There's a piece in today's WaPo "Health" section about the growing number of "exempters," parents who choose not to immunize their children for non-medically based reasons of faith, philosophy, or fear.
With all due respect to these people's individual preferences, the public health implications of a growing cohort of unimmunized tots are ominous. Kids who aren't vaccinated pose a danger to other children--especially those too young to have had all their shots, those with allergies to certain shots, and those whose immune systems are too compromised to allow vaccination.
More troubling, exempters are currently shameless freeloaders, their children partially protected by the herd immunity built up thanks to the bulk of the populace getting its shots. But should the unimmunized group grow large enough in certain geographic pockets to destroy that herd immunity, look out.
Yet the movement to encourage parents to treat vaccinations as optional is growing, with the aid of Vaccine Liberation and various state groups promoting vaccination choice. Every state except West Virginia and Mississippi allows parents to skip immunizing their child for religious reasons. In recent years, 21 states established more general "personal belief" exemptions for kids whose parents say vaccines conflict with their views or values.
Now, I sympathize with the (scientifically suspect) fears about autism and the other potential side effects of vaccines. (As Chris will confirm, when it comes to our offspring, my capacity for crazy is limitless.) And while I don't share the beliefs of New Yorker Rita Palma--who's fighting to not get her third son his third hep B shot because she came to realize that vaccinations "are based on a very dark, threatening pessimistic principle" contrary to her belief that "good health is earned through seeking God"--I accept that we grant folks legal exemptions to do all kinds of nutty things in God's name.

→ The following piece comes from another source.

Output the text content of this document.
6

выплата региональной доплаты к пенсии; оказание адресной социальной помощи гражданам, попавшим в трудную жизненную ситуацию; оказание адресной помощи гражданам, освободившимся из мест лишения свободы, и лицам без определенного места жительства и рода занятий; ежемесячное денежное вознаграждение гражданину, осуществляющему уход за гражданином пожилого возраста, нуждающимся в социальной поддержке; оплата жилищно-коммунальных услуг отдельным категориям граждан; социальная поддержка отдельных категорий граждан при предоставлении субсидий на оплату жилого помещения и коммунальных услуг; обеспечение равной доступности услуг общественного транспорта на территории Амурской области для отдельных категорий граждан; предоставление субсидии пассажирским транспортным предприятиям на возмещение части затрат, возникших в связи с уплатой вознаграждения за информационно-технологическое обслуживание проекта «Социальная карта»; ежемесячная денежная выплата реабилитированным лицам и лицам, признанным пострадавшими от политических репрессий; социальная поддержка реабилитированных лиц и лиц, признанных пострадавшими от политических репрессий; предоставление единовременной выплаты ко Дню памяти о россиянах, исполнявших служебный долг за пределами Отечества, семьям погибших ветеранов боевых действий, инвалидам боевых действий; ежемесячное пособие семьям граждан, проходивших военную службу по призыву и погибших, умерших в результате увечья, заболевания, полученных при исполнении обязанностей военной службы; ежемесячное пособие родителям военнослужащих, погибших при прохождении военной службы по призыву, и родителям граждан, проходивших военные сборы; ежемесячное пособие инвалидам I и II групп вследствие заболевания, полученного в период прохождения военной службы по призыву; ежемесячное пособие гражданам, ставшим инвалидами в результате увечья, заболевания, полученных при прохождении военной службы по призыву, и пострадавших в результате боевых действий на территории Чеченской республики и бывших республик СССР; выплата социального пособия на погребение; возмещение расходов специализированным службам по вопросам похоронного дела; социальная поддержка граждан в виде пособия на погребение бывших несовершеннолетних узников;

In such cases, however, exempters need to keep their kids out of public schools. Period. Send them to parochial school. Home school them. Form a commune and hire someone to teach all the kids the fundamentals of Christian Science, agrarian socialism, or whatever blows your gown around. But if you choose to turn your child into a public health hazard, you also should be expected to minimize other kids' involuntary exposure to your little exemptions.
Alas, the trend seems to be headed in exactly the opposite direction. The Post notes that some states are pushing to make it even easier for parents to file exemptions. (Apparently, the hoops that exist in some places, such as "sincerity interviews" or notarized statements, are too arduous for some.) Because it's not enough that parents be allowed to opt-out of this public health safeguard; we must make the process so easy that even the laziest and least motivated among us can manage it.
Now there's good public health planning.